One particularly telling comparison: a clinical diagnosis of mild cognitive impairment at the time of testing was a surprisingly poor standalone marker. Only 46.3% of those participants later developed dementia, and the diagnosis correctly identified just 22.5% of all eventual cases.
Mistakes on cognitive tests are not noise to be discarded. They are patterned data that clinicians have been systematically setting aside for decades. Paying closer attention to how people think, not just how well, may turn out to be one of the most practical tools available in the push for earlier detection.
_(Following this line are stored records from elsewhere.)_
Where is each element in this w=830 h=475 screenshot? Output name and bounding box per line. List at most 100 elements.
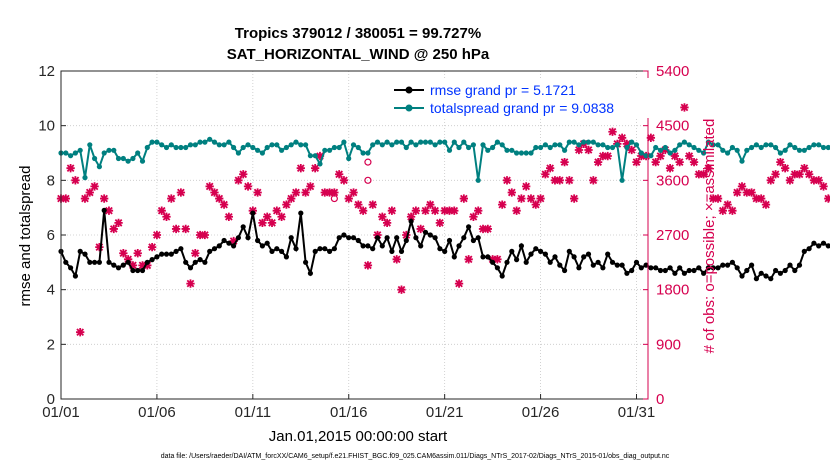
spread-series-marker	[413, 142, 419, 148]
spread-series-marker	[705, 139, 712, 145]
spread-series-marker	[317, 161, 323, 167]
spread-series-marker	[773, 144, 779, 151]
obs-assimilated-marker	[85, 188, 94, 197]
rmse-series-marker	[187, 265, 194, 271]
obs-assimilated-marker	[119, 249, 128, 258]
spread-series-marker	[139, 158, 146, 164]
legend-rmse-marker	[405, 86, 413, 94]
rmse-series-marker	[490, 259, 496, 265]
rmse-series-marker	[595, 259, 601, 265]
rmse-series-marker	[451, 254, 457, 260]
rmse-series-marker	[264, 240, 270, 246]
y-tick-label-left: 6	[47, 227, 55, 244]
obs-assimilated-marker	[291, 188, 301, 197]
rmse-series-marker	[298, 210, 304, 216]
spread-series-marker	[422, 139, 429, 145]
spread-series-marker	[427, 139, 433, 145]
obs-assimilated-marker	[608, 127, 617, 136]
y-tick-label-left: 0	[47, 391, 55, 408]
x-tick-label: 01/11	[235, 404, 271, 421]
rmse-series-marker	[101, 207, 107, 213]
rmse-series-marker	[87, 259, 93, 265]
obs-assimilated-marker	[128, 261, 138, 270]
rmse-series-marker	[494, 265, 500, 271]
spread-series-marker	[101, 150, 107, 156]
obs-assimilated-marker	[95, 242, 104, 252]
spread-series-marker	[389, 142, 395, 148]
spread-series-marker	[614, 142, 620, 148]
rmse-series-marker	[643, 262, 649, 268]
spread-series-marker	[87, 142, 93, 148]
rmse-series-marker	[235, 235, 241, 241]
spread-series-marker	[466, 144, 472, 151]
spread-series-marker	[585, 139, 592, 145]
spread-series-marker	[562, 147, 568, 153]
spread-series-marker	[355, 144, 361, 151]
rmse-series-marker	[163, 251, 170, 257]
chart-title-line1: Tropics 379012 / 380051 = 99.727%	[235, 25, 481, 42]
rmse-series-marker	[562, 267, 568, 274]
rmse-series-marker	[379, 243, 385, 249]
rmse-series-marker	[528, 251, 534, 257]
spread-series-marker	[605, 144, 611, 151]
rmse-series-marker	[346, 235, 352, 241]
spread-series-marker	[720, 147, 726, 153]
rmse-series-marker	[662, 267, 668, 274]
rmse-series-marker	[638, 265, 644, 271]
spread-series-marker	[240, 144, 246, 151]
rmse-series-marker	[566, 248, 572, 254]
obs-assimilated-marker	[277, 212, 286, 221]
spread-series-marker	[662, 144, 668, 151]
rmse-series-marker	[63, 259, 69, 265]
rmse-series-marker	[293, 246, 299, 252]
spread-series-marker	[336, 144, 342, 151]
spread-series-marker	[461, 139, 467, 145]
rmse-series-marker	[173, 248, 179, 254]
obs-assimilated-marker	[694, 170, 703, 179]
spread-series-marker	[595, 142, 601, 148]
spread-series-marker	[398, 139, 405, 145]
legend-rmse-label: rmse grand pr = 5.1721	[430, 82, 576, 98]
obs-assimilated-marker	[416, 224, 425, 234]
spread-series-marker	[197, 139, 203, 145]
obs-assimilated-marker	[574, 145, 584, 155]
rmse-series-marker	[739, 273, 745, 279]
y-axis-label-left: rmse and totalspread	[17, 166, 34, 307]
rmse-series-marker	[384, 235, 390, 241]
spread-series-marker	[231, 144, 237, 151]
obs-assimilated-marker	[728, 206, 737, 215]
rmse-series-marker	[734, 265, 740, 271]
obs-assimilated-marker	[382, 218, 392, 228]
obs-assimilated-marker	[809, 176, 819, 185]
obs-assimilated-marker	[526, 194, 536, 203]
rmse-series-marker	[681, 270, 688, 276]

Disclaimer: This article is based on a published peer-reviewed study and is intended for informational purposes only. It should not be taken as medical advice. If you have concerns about memory or cognitive health, consult a qualified healthcare professional.
Paper Notes
Limitations
Models used in the study do not permit survival analyses, meaning researchers could predict whether someone would develop dementia but not precisely when. Because 96.5% of participants identified as non-Hispanic White, the team could not assess whether the model measures cognition equivalently across different racial and ethnic groups. Many of the 169 available process variables were not retained in the final model, likely because certain error types were too rare to model reliably. All-cause dementia was examined rather than specific conditions, such as Alzheimer’s versus vascular dementia, which may show different patterns of sensitivity to particular error types. Strict measurement invariance did not fully hold across age, sex, and education groups. Additionally, while machine learning models showed strong performance, the researchers note that external validation in multiple independent samples would be required before such models could be considered reliable for clinical use.
Funding and Disclosures
This work was supported by the Framingham Heart Study of the National Heart, Lung, and Blood Institute of the National Institutes of Health and Boston University School of Medicine, and was funded in part with federal funds from the National Heart, Lung, and Blood Institute under Contract No. 75N92019D00031. Additional support came from the National Institute on Aging (grants U19 AG068753, R01-AG072654, R01-AG062109, R01AG083735, U01AG068221, K07-AG066813, and K01-AG057798), the U.S. Department of Veterans Affairs Merit Award (CX002400), and a VA Career Development Award (CX002625). Rhoda Au is a Scientific Advisor to Signant Health and NovoNordisk. All other authors report no conflicts of interest. All participants provided written informed consent, and the study was approved by the institutional review board at Boston University in accordance with the Helsinki Declaration of 1975. This article is published as Open Access under a Creative Commons Attribution licence.
Publication Details
Title: Psychometric modeling of Boston process approach data for dementia prediction in the Framingham Heart Study | Authors: Brandon Frank, Ashita Gurnani, Landon Hurley, Calvin Guan, Stacy L. Andersen, Sherral A. Devine, Maureen K. O’Connor, Andrew Budson, Chunyu Liu, Honghuang Lin, Sanford Auerbach, Yulin Liu, David J. Libon, Catherine C. Price, Lindsay Farrer, Jesse Mez, Alvin Ang, and Rhoda Au. Brandon Frank and Ashita Gurnani contributed equally as shared first authors. | Journal: Journal of the International Neuropsychological Society (2026), 1–12 | DOI: https://doi.org/10.1017/S1355617726101921 | Affiliations include: VA Boston Healthcare System; Alzheimer’s Disease Research Center and Department of Neurology, Boston University Chobanian & Avedisian School of Medicine; the Framingham Heart Study; VA Bedford Healthcare System; Boston University School of Public Health; University of Massachusetts Chan Medical School; Rowan University School of Osteopathic Medicine; University of Florida; and Slone Epidemiology Center at Boston University, among others.